RMT leader Mick Lynch speaking at the Enough is Enough rally in London, October 1, 2022

This week, the rail unions have reverted to type, staging separate actions and refusing to coordinate a fightback. TSSA, representing ticket office, station and control room staff, held a stoppage on October 5 that coincided with the ASLEF strike at just one company, Cross Country. TSSA members will strike at Great Western Railway on October 6-7 and then at Avanti and c2c on October 8, which will coincide with the last solitary strike by the RMT.

Whelan has ringfenced the train drivers’ fight against the pay freeze from the wider cuts faced by their co-workers including train conductors, signalers, maintenance engineers and station staff.

The RMT has similarly hailed its 7 percent agreement at MerseyRail, holding it up as an example for how the national dispute could be ended.
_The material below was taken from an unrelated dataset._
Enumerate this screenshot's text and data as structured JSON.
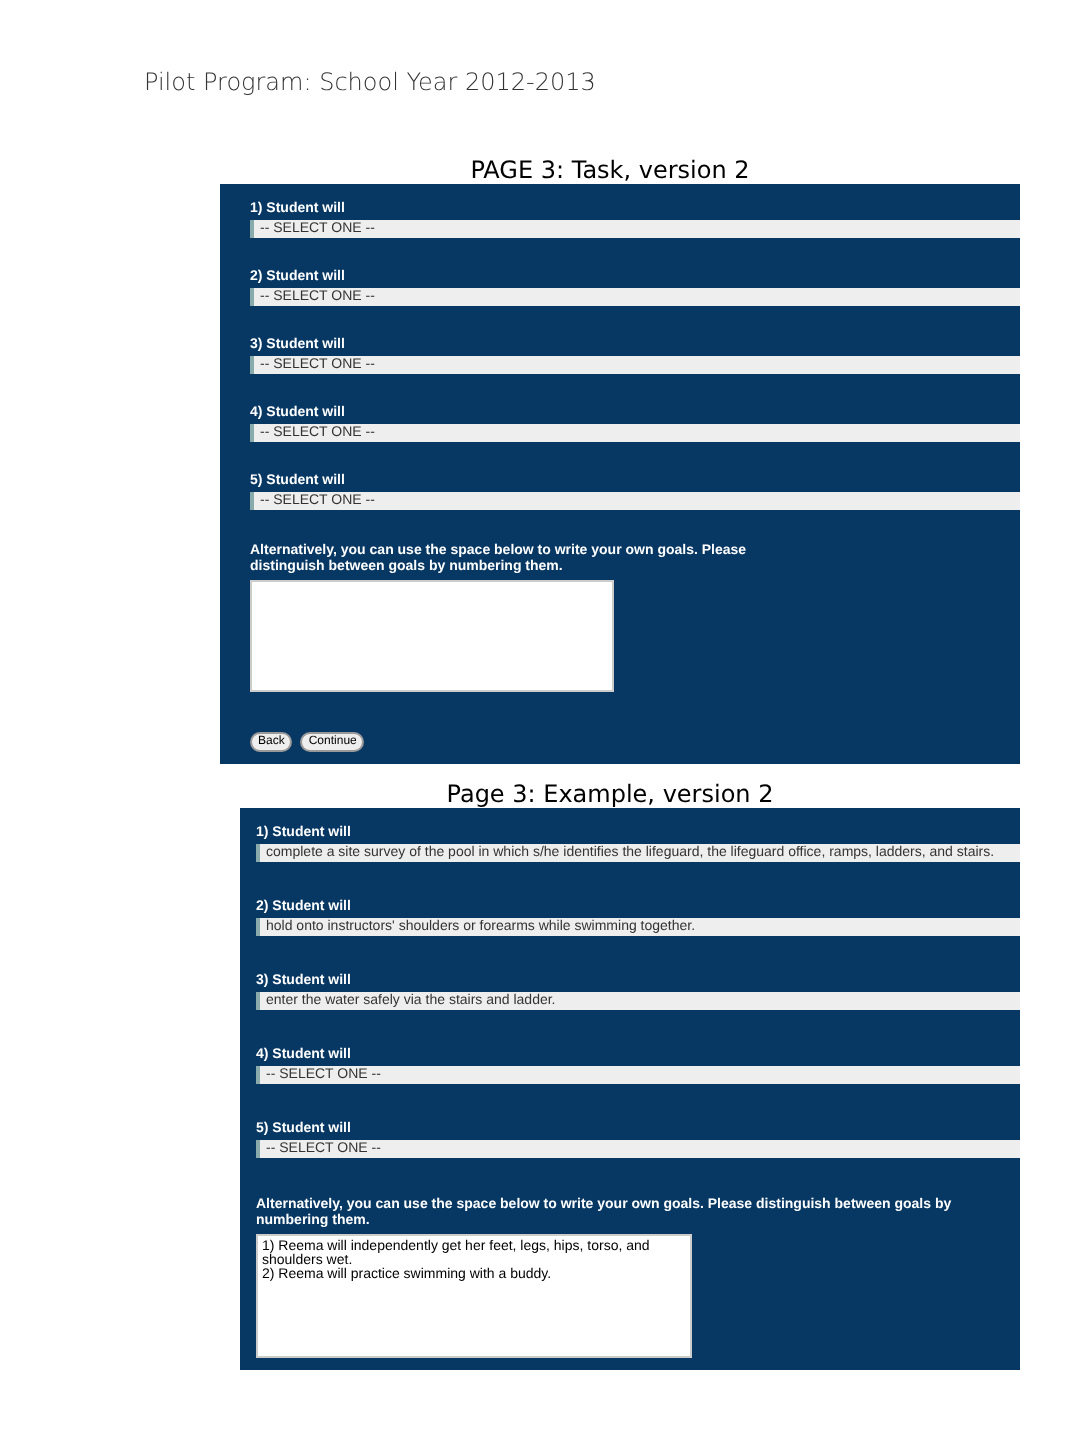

Its deal not only meant a de facto pay cut, it ended a long-running dispute over the downgrading of the guards, introducing a new job role based on a two-tier workforce.

All back door negotiations between ASLEF, the RMT and the Truss government must be opposed by rail workers. A unified industrial and political campaign must be launched to defeat the Tories’ Great British Railways privatization agenda, forcing the withdrawal of all attacks on jobs, conditions, pensions, ticket offices and safety, and the achievement of an above-inflation pay raise to compensate for a three-year pay freeze amid a rampant cost-of-living crisis.

We urge members of the RMT, ASLEF, TSSA and Unite to take control of their dispute and form rank-and-file strike committees at every depot, maintenance yard and workplace. As the recent Socialist Equality Party statement explained, “Such committees will provide a vehicle for workers to reach across the divisions being imposed and develop a fightback across industry sectors and national borders, uniting every section of the working class against a government determined to impose the full brunt of the capitalist crisis on their backs.”